Technical specifications aside, let's talk about the actual image quality. First off, playback appears to be equally smooth with both devices. In terms of image quality, however, we have some notable differences. For example, as with stills, Samsung goes for a much more noticeable sharpening effect, while the image of the iPhone 6s is much softer. Sharpening often leads people to mistakenly believe that images that otherwise offer comparable level of depth are superior than softer ones. In this case, however, sharpening or no sharpening, the Galaxy S7 offers notably better video quality than the iPhone 6s, and with far less yellow tinging.

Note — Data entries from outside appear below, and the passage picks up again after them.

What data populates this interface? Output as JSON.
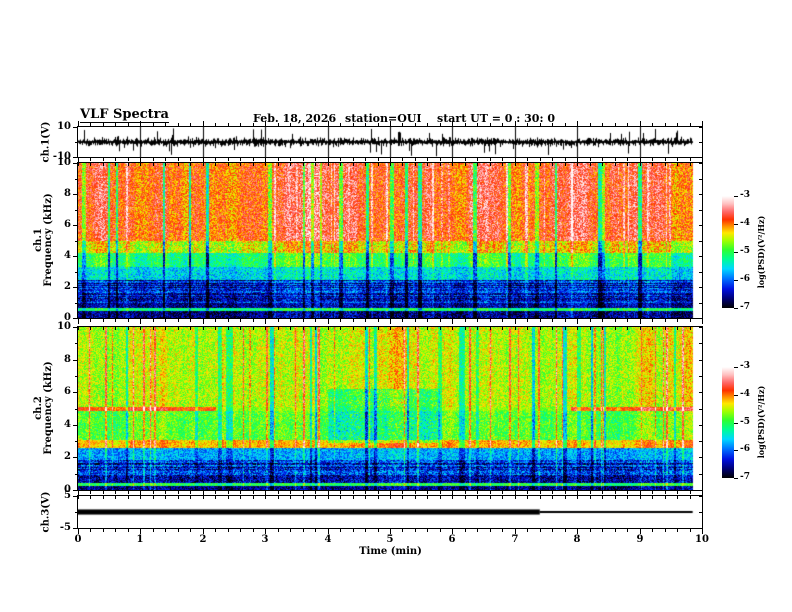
{
  "title": "VLF Spectra",
  "header": {
    "date": "Feb. 18, 2026",
    "station": "station=OUI",
    "start_ut": "start UT =  0 : 30: 0"
  },
  "x_axis": {
    "label": "Time (min)",
    "range": [
      0,
      10
    ],
    "major_ticks": [
      0,
      1,
      2,
      3,
      4,
      5,
      6,
      7,
      8,
      9,
      10
    ],
    "minor_step": 0.2,
    "data_end_min": 9.85
  },
  "colorbar": {
    "label": "log(PSD)(V²/Hz)",
    "range": [
      -7,
      -3
    ],
    "ticks": [
      -3,
      -4,
      -5,
      -6,
      -7
    ],
    "stops": [
      [
        0.0,
        "#000000"
      ],
      [
        0.08,
        "#000070"
      ],
      [
        0.17,
        "#0010e0"
      ],
      [
        0.26,
        "#0070ff"
      ],
      [
        0.35,
        "#00d8ff"
      ],
      [
        0.44,
        "#00ff90"
      ],
      [
        0.52,
        "#30ff30"
      ],
      [
        0.6,
        "#a0ff00"
      ],
      [
        0.67,
        "#ffe800"
      ],
      [
        0.73,
        "#ff9000"
      ],
      [
        0.79,
        "#ff3000"
      ],
      [
        0.86,
        "#ff6868"
      ],
      [
        0.93,
        "#ffc0c0"
      ],
      [
        1.0,
        "#ffffff"
      ]
    ]
  },
  "chart_data": [
    {
      "type": "line",
      "name": "ch1 raw waveform",
      "ylabel": "ch.1(V)",
      "ylim": [
        -10,
        10
      ],
      "yticks": [
        10,
        -10
      ],
      "yticks_minor": [
        0
      ],
      "description": "dense broadband noise waveform with impulsive spikes, data ends near 9.85 min",
      "noise_amp_v": 2.0,
      "spike_amp_v": 9.5,
      "spike_prob": 0.07,
      "seed": 11
    },
    {
      "type": "heatmap",
      "name": "ch1 VLF spectrogram",
      "ylabel": "ch.1 Frequency (kHz)",
      "ylabel_lines": [
        "ch.1",
        "Frequency (kHz)"
      ],
      "ylim": [
        0,
        10
      ],
      "yticks": [
        0,
        2,
        4,
        6,
        8,
        10
      ],
      "yticks_minor": [
        1,
        3,
        5,
        7,
        9
      ],
      "zlim": [
        -7,
        -3
      ],
      "seed": 23,
      "bands": [
        {
          "f": [
            5.0,
            10.0
          ],
          "v": -3.75,
          "jitter": 0.45
        },
        {
          "f": [
            4.2,
            5.0
          ],
          "v": -4.35,
          "jitter": 0.5
        },
        {
          "f": [
            3.3,
            4.2
          ],
          "v": -5.0,
          "jitter": 0.4
        },
        {
          "f": [
            2.5,
            3.3
          ],
          "v": -5.5,
          "jitter": 0.45
        },
        {
          "f": [
            1.0,
            2.5
          ],
          "v": -6.15,
          "jitter": 0.5,
          "row_stripe": 0.45
        },
        {
          "f": [
            0.7,
            1.0
          ],
          "v": -6.5,
          "jitter": 0.4
        },
        {
          "f": [
            0.5,
            0.7
          ],
          "v": -5.1,
          "jitter": 0.35
        },
        {
          "f": [
            0.0,
            0.5
          ],
          "v": -6.6,
          "jitter": 0.45
        }
      ],
      "columns": {
        "walk": 0.25,
        "quiet_prob": 0.035,
        "quiet_amp": [
          0.7,
          1.6
        ],
        "hot_prob": 0.03,
        "hot_amp": [
          0.3,
          0.7
        ],
        "low_f": 3.3,
        "low_scale": 0.5
      }
    },
    {
      "type": "heatmap",
      "name": "ch2 VLF spectrogram",
      "ylabel": "ch.2 Frequency (kHz)",
      "ylabel_lines": [
        "ch.2",
        "Frequency (kHz)"
      ],
      "ylim": [
        0,
        10
      ],
      "yticks": [
        0,
        2,
        4,
        6,
        8,
        10
      ],
      "yticks_minor": [
        1,
        3,
        5,
        7,
        9
      ],
      "zlim": [
        -7,
        -3
      ],
      "seed": 57,
      "bands": [
        {
          "f": [
            5.15,
            10.0
          ],
          "v": -4.5,
          "jitter": 0.4
        },
        {
          "f": [
            4.85,
            5.15
          ],
          "v": -3.8,
          "jitter": 0.25,
          "t_ranges": [
            [
              0,
              2.2
            ],
            [
              7.9,
              9.85
            ]
          ],
          "v_else": -4.6
        },
        {
          "f": [
            3.1,
            4.85
          ],
          "v": -4.8,
          "jitter": 0.4
        },
        {
          "f": [
            2.6,
            3.1
          ],
          "v": -4.15,
          "jitter": 0.3
        },
        {
          "f": [
            1.9,
            2.6
          ],
          "v": -5.75,
          "jitter": 0.4
        },
        {
          "f": [
            0.9,
            1.9
          ],
          "v": -6.2,
          "jitter": 0.55,
          "row_stripe": 0.4
        },
        {
          "f": [
            0.45,
            0.9
          ],
          "v": -6.5,
          "jitter": 0.5
        },
        {
          "f": [
            0.25,
            0.45
          ],
          "v": -5.0,
          "jitter": 0.35
        },
        {
          "f": [
            0.0,
            0.25
          ],
          "v": -6.6,
          "jitter": 0.4
        }
      ],
      "columns": {
        "walk": 0.2,
        "quiet_prob": 0.04,
        "quiet_amp": [
          0.5,
          1.0
        ],
        "hot_prob": 0.05,
        "hot_amp": [
          0.5,
          1.0
        ],
        "low_f": 2.6,
        "low_scale": 0.6
      },
      "mid_patch": {
        "t": [
          4.0,
          5.8
        ],
        "f": [
          2.9,
          6.2
        ],
        "amp": 0.55
      }
    },
    {
      "type": "line",
      "name": "ch3 signal envelope",
      "ylabel": "ch.3(V)",
      "ylim": [
        -5,
        5
      ],
      "yticks": [
        5,
        -5
      ],
      "yticks_minor": [
        0
      ],
      "segments": [
        {
          "t": [
            0,
            7.4
          ],
          "amp_v": 0.8
        },
        {
          "t": [
            7.4,
            9.85
          ],
          "amp_v": 0.3
        }
      ]
    }
  ]
}
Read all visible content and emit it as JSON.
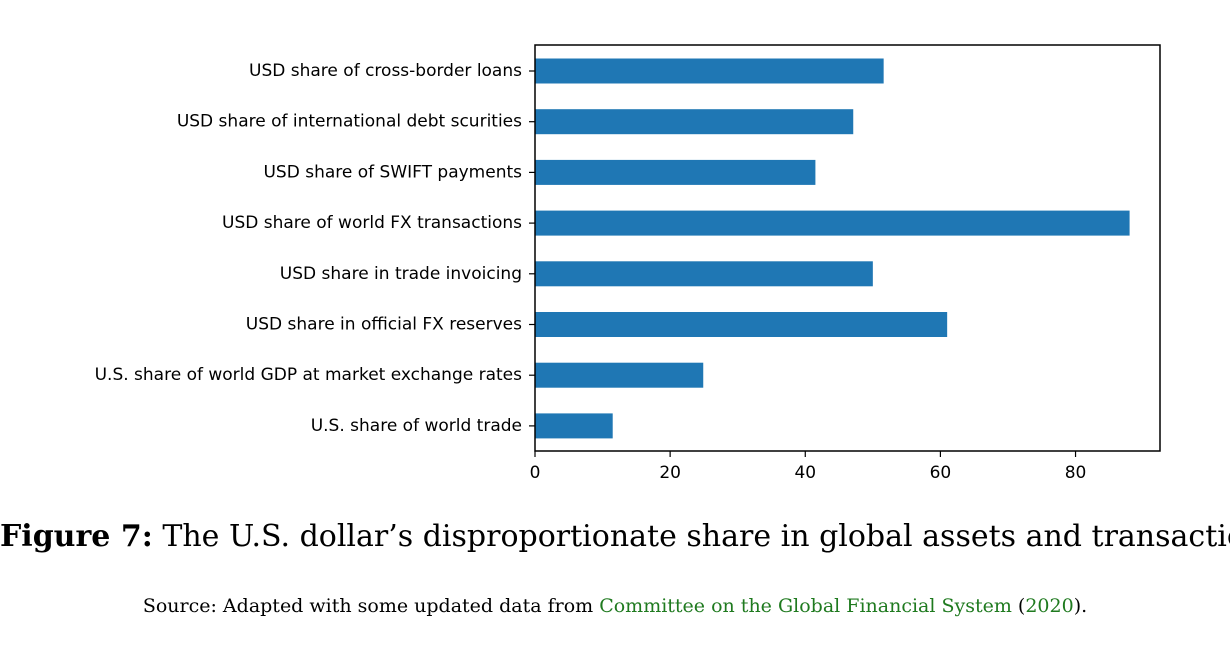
{
  "chart_data": {
    "type": "bar",
    "orientation": "horizontal",
    "categories": [
      "USD share of cross-border loans",
      "USD share of international debt scurities",
      "USD share of SWIFT payments",
      "USD share of world FX transactions",
      "USD share in trade invoicing",
      "USD share in official FX reserves",
      "U.S. share of world GDP at market exchange rates",
      "U.S. share of world trade"
    ],
    "values": [
      51.6,
      47.1,
      41.5,
      88.0,
      50.0,
      61.0,
      24.9,
      11.5
    ],
    "xticks": [
      "0",
      "20",
      "40",
      "60",
      "80"
    ],
    "xlim": [
      0,
      92.5
    ],
    "bar_color": "#1f77b4",
    "grid": false,
    "xlabel": "",
    "ylabel": ""
  },
  "caption": {
    "figure_label": "Figure 7:",
    "title": "The U.S. dollar’s disproportionate share in global assets and transactions",
    "source_prefix": "Source: Adapted with some updated data from ",
    "source_link": "Committee on the Global Financial System",
    "source_paren_open": " (",
    "source_year": "2020",
    "source_paren_close": ")."
  },
  "colors": {
    "bar": "#1f77b4",
    "link": "#1f7a1f"
  }
}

The Galaxy S7 is superior in other areas, too. For example, slow motion clips aren't nearly as noisy on the Galaxy S7, and it's obvious that the significantly wider, f/1.7 lens lets a bit more light in than the f/2.2 one on the iPhone 6s—especially indoors. Given how footage at such high frame rates tends to be considerably darker than if you were taking normal video at, say 1080p or 4K resolution, this puts the Galaxy S7 in an advantageous position. But that's not all.
Slow motion video editing interface with the Galaxy S7 (left) and iPhone 6s (right).
Due to limitations that Apple put on the software—whether knowingly or not—we actually had to spend quite some time before we figured out how to export slow motion clips from the iPhone 6s to our computers, without a loss in detail. No, you can't e-mail them nor send them through iMessage—they'll be mercilessly compressed—and if you try to download them directly from the phone's storage, they'll be played back as a normal video sans the slow motion effect. The only workaround that we know of and that doesn't involve the purchase of an app is to use the free iMovie app from Apple to import the clips and then export them manually. It's a bit of a headache, but at least there's a way—it just means that the Galaxy S7 scores better on user experience, as with Samsung's device it's a simple drag-and-drop operation.
Finally, on the editing front, we have a near perfect tie. Both devices let you trim the footage and set a start and end manually, along with the ability to only slow down specific parts of the footage. The only plus on the S7's side is the ability to mute the footage if you're so inclined.
Our verdict? The Galaxy S7 has this, by a mile.